Un jour, un de ces beaux jours d'avril, alors que le soleil a je ne sais quelle douceur moelleuse et douillette qui rappelle la tiédeur de l'édredon, le descendant par les femmes des derniers ducs de Lorraine ayant brossé avec le plus grand soin sa longue redingote noisette et sa culotte de peluche noire, s'achemina de son pas le plus noble vers son retiro parfumé. Les habitués de la Petite-Provence, ainsi que se nomme cette extrémité du jardin, enfants, bonnes, jeunes gens et jeunes filles, connaissaient si bien l'homme du banc, que personne ne se fût permis d'usurper cette place conquise par le vieillard, et qu'une longue possession lui avait consacrée. Quelle ne fut donc pas la pénible surprise du major, lorsqu'en approchant de son domaine il le vit occupé!

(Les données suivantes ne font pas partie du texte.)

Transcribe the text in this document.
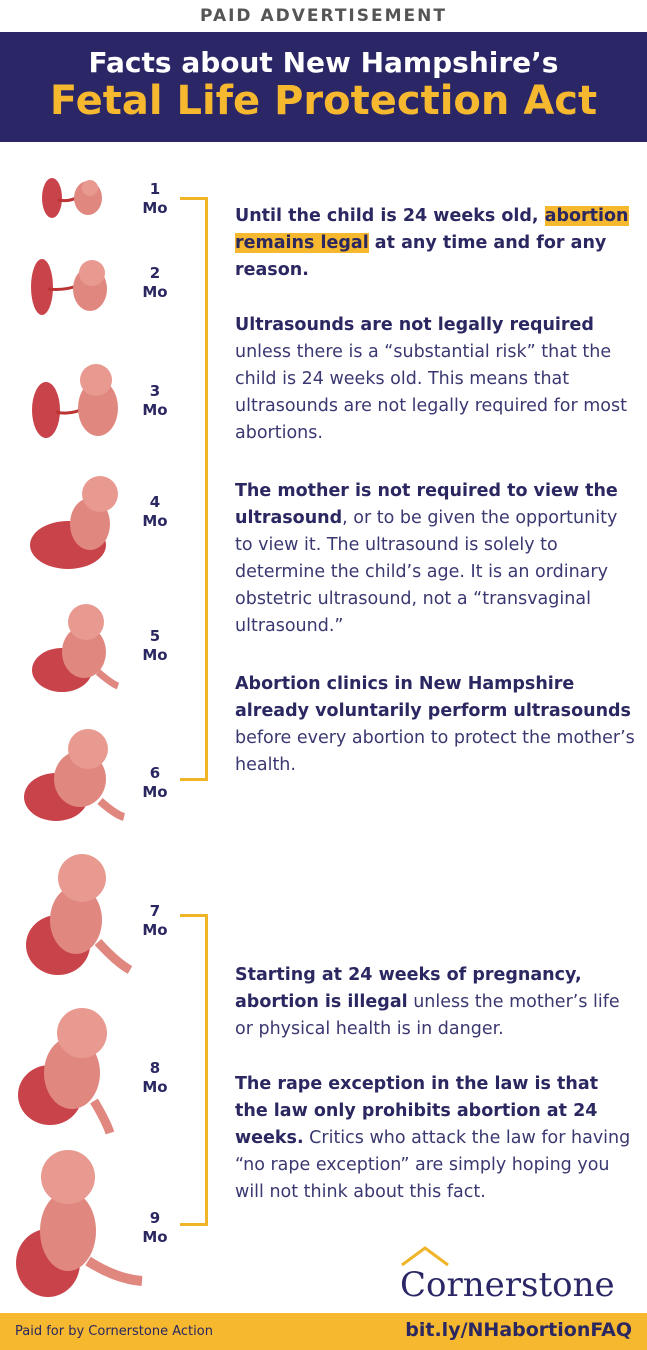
PAID ADVERTISEMENT
Facts about New Hampshire’s
Fetal Life Protection Act
1
Mo
2
Mo
3
Mo
4
Mo
5
Mo
6
Mo
7
Mo
8
Mo
9
Mo
Until the child is 24 weeks old, abortion remains legal at any time and for any reason.
Ultrasounds are not legally required unless there is a “substantial risk” that the child is 24 weeks old. This means that ultrasounds are not legally required for most abortions.
The mother is not required to view the ultrasound, or to be given the opportunity to view it. The ultrasound is solely to determine the child’s age. It is an ordinary obstetric ultrasound, not a “transvaginal ultrasound.”
Abortion clinics in New Hampshire already voluntarily perform ultrasounds before every abortion to protect the mother’s health.
Starting at 24 weeks of pregnancy, abortion is illegal unless the mother’s life or physical health is in danger.
The rape exception in the law is that the law only prohibits abortion at 24 weeks. Critics who attack the law for having “no rape exception” are simply hoping you will not think about this fact.
Cornerstone
Paid for by Cornerstone Action	bit.ly/NHabortionFAQ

Le premier mouvement de M. Anspech fut de s'y prendre le plus simplement du monde, et d'aller expliquer à l'audacieux occupant par quelle suite de séances, lui, major Anspech, baron de Phalsbourg, issu par les femmes des derniers ducs de Lorraine, avait acquis le droit exclusif de s'asseoir dans l'angle de cette muraille, entre ce jasmin et ces rosiers fleuris. Mais cette nécessité où il allait se trouver de divulguer sa naissance lui répugna; et puis l'homme assis sur son banc était un vieillard comme lui, long comme lui, maigre et sérieux comme lui, qui paraissait, comme lui, ne pas jouir d'une aisance marquée, et dont la figure, comme la sienne, portail les traces de longues souffrances et de luttes péniblement accomplies.
M. Anspech se borna douc à jeter sur l'inconnu un regard de vieux lion qui trouve, en rentrant au gîte, un autre vieux lion mourant, et passa outre.
Ce n'est assurément, se dit-il, qu'un importun de passage; allons au bout de l'avenue, et au retour je le trouverai décampé.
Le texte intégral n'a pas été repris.